Q: That’s great advice. From your experience or from talking with other parents, do you have any other advice to share with parents of Foreign Service kids who are going through this journey?
BLASER: I would say keep a sense of humor, cultivate a sense of adventure, enjoy crazy problems, which in the moment feel terrible, but in retrospect will be your favorite family stories. I remember being on a self-driving safari where we had to hire a guard to go with us. It was at night, and he decided he wanted to get on the roof to look for animals, and my kids climbed up on the roof of our vehicle. And he turned to hand me his gun, and I said, “I can’t hold the gun, I’m holding the baby.” So, to us, that seems like a very safari Africa story. The adventures that you have in this life will be the stories that maybe your friends back home won’t understand, but they will be part of your family history and story and texture and culture that you, as your nuclear family, will share, and your kids will share with each other the rest of your days.
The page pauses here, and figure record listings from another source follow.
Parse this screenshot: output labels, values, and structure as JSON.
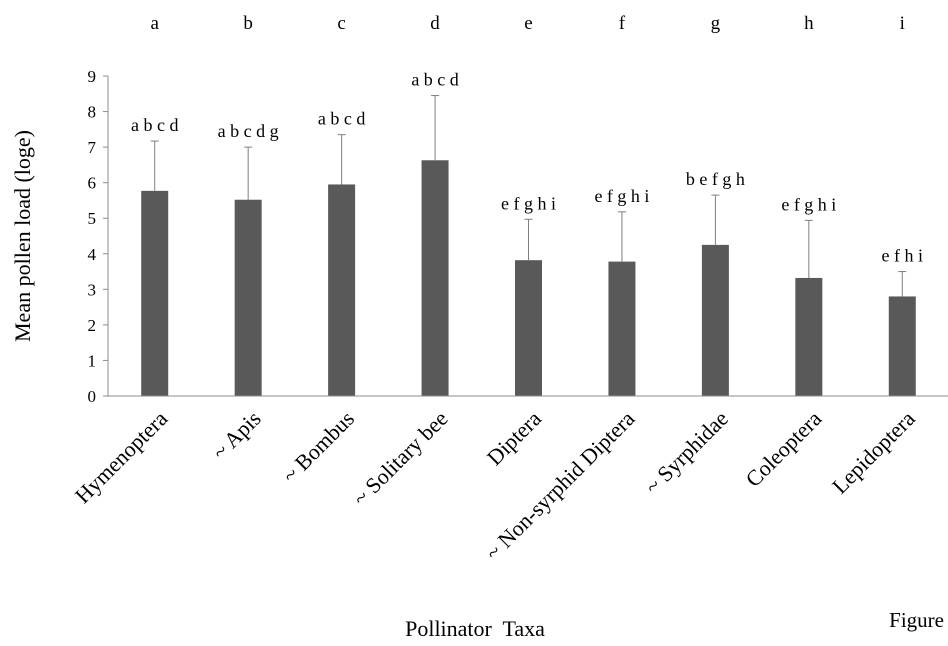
{
  "chart_data": {
    "type": "bar",
    "categories": [
      "Hymenoptera",
      "~ Apis",
      "~ Bombus",
      "~ Solitary bee",
      "Diptera",
      "~ Non-syrphid Diptera",
      "~ Syrphidae",
      "Coleoptera",
      "Lepidoptera"
    ],
    "values": [
      5.77,
      5.52,
      5.95,
      6.63,
      3.82,
      3.78,
      4.25,
      3.32,
      2.8
    ],
    "error_upper": [
      7.17,
      7.0,
      7.35,
      8.45,
      4.97,
      5.18,
      5.65,
      4.94,
      3.5
    ],
    "bar_color": "#595959",
    "top_letters": [
      "a",
      "b",
      "c",
      "d",
      "e",
      "f",
      "g",
      "h",
      "i"
    ],
    "significance_labels": [
      "a b c d",
      "a b c d g",
      "a b c d",
      "a b c d",
      "e f g h i",
      "e f g h i",
      "b e f g h",
      "e f g h i",
      "e f h i"
    ],
    "xlabel": "Pollinator  Taxa",
    "ylabel": "Mean pollen load (loge)",
    "ylim": [
      0,
      9
    ],
    "yticks": [
      "0",
      "1",
      "2",
      "3",
      "4",
      "5",
      "6",
      "7",
      "8",
      "9"
    ],
    "grid": false,
    "figure_label": "Figure"
  }
}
Q: Absolutely. Is there anything that I haven’t asked that you want to add??
BLASER; Being a Foreign Service parent is patience, getting the information you need yourself and being confident in it. And, for me, it was including my kids in the decisions that affected their lives, to the degree that I possibly could. Transparency, honesty, recognizing we all make mistakes. Whether you’re a Foreign Service parent or parent of a Third Country Kid or not, raising kids can be hard. Raising four kids can be hard, and none of us is perfect. So, a little patience for yourself and for your spouse and partner.
Then the other thing I say is, please, as we have colleagues joining the Foreign Service with or without kids, look out for each other, care about each other. Think about how you would feel if you were in their shoes and go out of your way to be kind. Our service needs more kindness in it than it has today. So, I would just beg everybody who reads this to absorb that and embody kindness to others in our service. We need to look out for each other more and better and more proactive. So that’s what I would ask for. Be kind.
Q: Great words of wisdom. I think it’ll be very informative for other parents of Third Culture Children.